In summary, the major findings of this work are consistent with a dimer model for M6P/IGF2R oligomerization as all co-immunoprecipitations resulted in a predicted outcome of pull-down or ligand binding irrespective of the tag or mutant. IGF-II was found to bind independently to sites on each monomeric partner while high-affinity binding of multivalent Man-6-P ligands was proportional to the number of wild-type binding sites available in a mixture of mutant/wild-type receptors.
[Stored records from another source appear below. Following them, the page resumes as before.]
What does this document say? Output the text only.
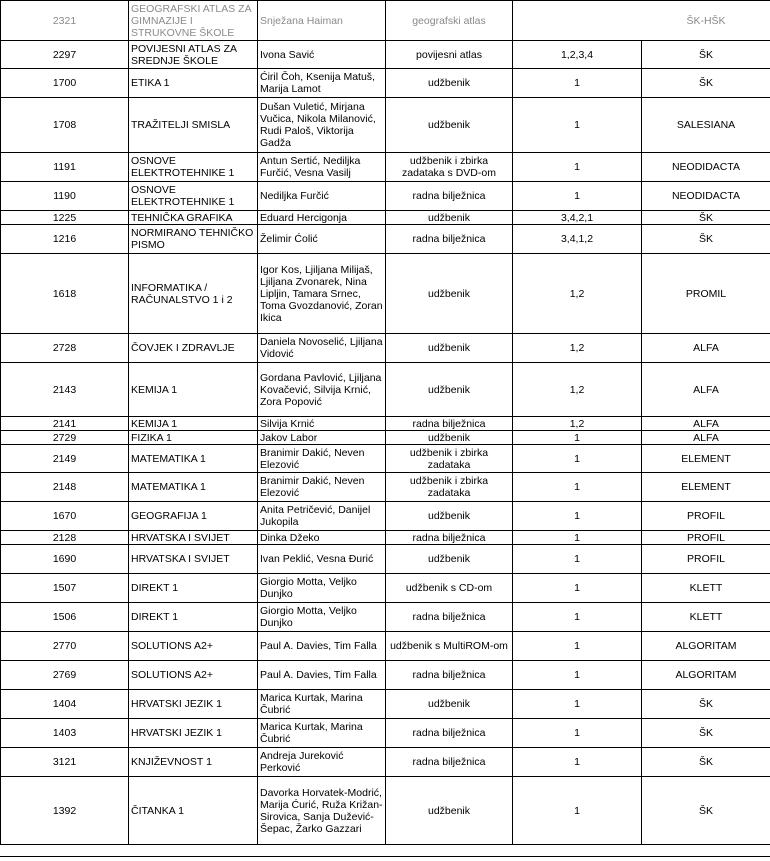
2321	GEOGRAFSKI ATLAS ZA GIMNAZIJE I STRUKOVNE ŠKOLE	Snježana Haiman	geografski atlas		ŠK-HŠK
2297	POVIJESNI ATLAS ZA SREDNJE ŠKOLE	Ivona Savić	povijesni atlas	1,2,3,4	ŠK
1700	ETIKA 1	Ćiril Čoh, Ksenija Matuš, Marija Lamot	udžbenik	1	ŠK
1708	TRAŽITELJI SMISLA	Dušan Vuletić, Mirjana Vučica, Nikola Milanović, Rudi Paloš, Viktorija Gadža	udžbenik	1	SALESIANA
1191	OSNOVE ELEKTROTEHNIKE 1	Antun Sertić, Nedilјka Furčić, Vesna Vasilj	udžbenik i zbirka zadataka s DVD-om	1	NEODIDACTA
1190	OSNOVE ELEKTROTEHNIKE 1	Nedilјka Furčić	radna bilježnica	1	NEODIDACTA
1225	TEHNIČKA GRAFIKA	Eduard Hercigonja	udžbenik	3,4,2,1	ŠK
1216	NORMIRANO TEHNIČKO PISMO	Želimir Ćolić	radna bilježnica	3,4,1,2	ŠK
1618	INFORMATIKA / RAČUNALSTVO 1 i 2	Igor Kos, Ljiljana Milijaš, Ljiljana Zvonarek, Nina Lipljin, Tamara Srnec, Toma Gvozdanović, Zoran Ikica	udžbenik	1,2	PROMIL
2728	ČOVJEK I ZDRAVLJE	Daniela Novoselić, Ljiljana Vidović	udžbenik	1,2	ALFA
2143	KEMIJA 1	Gordana Pavlović, Ljiljana Kovačević, Silvija Krnić, Zora Popović	udžbenik	1,2	ALFA
2141	KEMIJA 1	Silvija Krnić	radna bilježnica	1,2	ALFA
2729	FIZIKA 1	Jakov Labor	udžbenik	1	ALFA
2149	MATEMATIKA 1	Branimir Dakić, Neven Elezović	udžbenik i zbirka zadataka	1	ELEMENT
2148	MATEMATIKA 1	Branimir Dakić, Neven Elezović	udžbenik i zbirka zadataka	1	ELEMENT
1670	GEOGRAFIJA 1	Anita Petričević, Danijel Jukopila	udžbenik	1	PROFIL
2128	HRVATSKA I SVIJET	Dinka Džeko	radna bilježnica	1	PROFIL
1690	HRVATSKA I SVIJET	Ivan Peklić, Vesna Đurić	udžbenik	1	PROFIL
1507	DIREKT 1	Giorgio Motta, Veljko Dunjko	udžbenik s CD-om	1	KLETT
1506	DIREKT 1	Giorgio Motta, Veljko Dunjko	radna bilježnica	1	KLETT
2770	SOLUTIONS A2+	Paul A. Davies, Tim Falla	udžbenik s MultiROM-om	1	ALGORITAM
2769	SOLUTIONS A2+	Paul A. Davies, Tim Falla	radna bilježnica	1	ALGORITAM
1404	HRVATSKI JEZIK 1	Marica Kurtak, Marina Čubrić	udžbenik	1	ŠK
1403	HRVATSKI JEZIK 1	Marica Kurtak, Marina Čubrić	radna bilježnica	1	ŠK
3121	KNJIŽEVNOST 1	Andreja Jureković Perković	radna bilježnica	1	ŠK
1392	ČITANKA 1	Davorka Horvatek-Modrić, Marija Ćurić, Ruža Križan-Sirovica, Sanja Dužević-Šepac, Žarko Gazzari	udžbenik	1	ŠK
Tethering to the resin of asymmetric heterodimers suggests the importance of anchoring the tail of the ectodomain for both IGF-II and Man-6-P ligand binding. Receptor binding on resin resembles a patchwork model where a multivalent ligand can cross-bridge between nearby wild-type sites to achieve high affinity binding. Additionally, further studies are needed to obtain more information on the structure of the M6P/IGF2R ectodomain particularly toward the C-terminal repeat 15 and its interaction with the membrane to assess if there are important associated proteins or receptor-lipid interactions that cannot be mimicked using epitope-tagged portions of the ectodomain. Finally, experiments in whole cells must address the possibility that the receptor can associate in patches during endocytosis.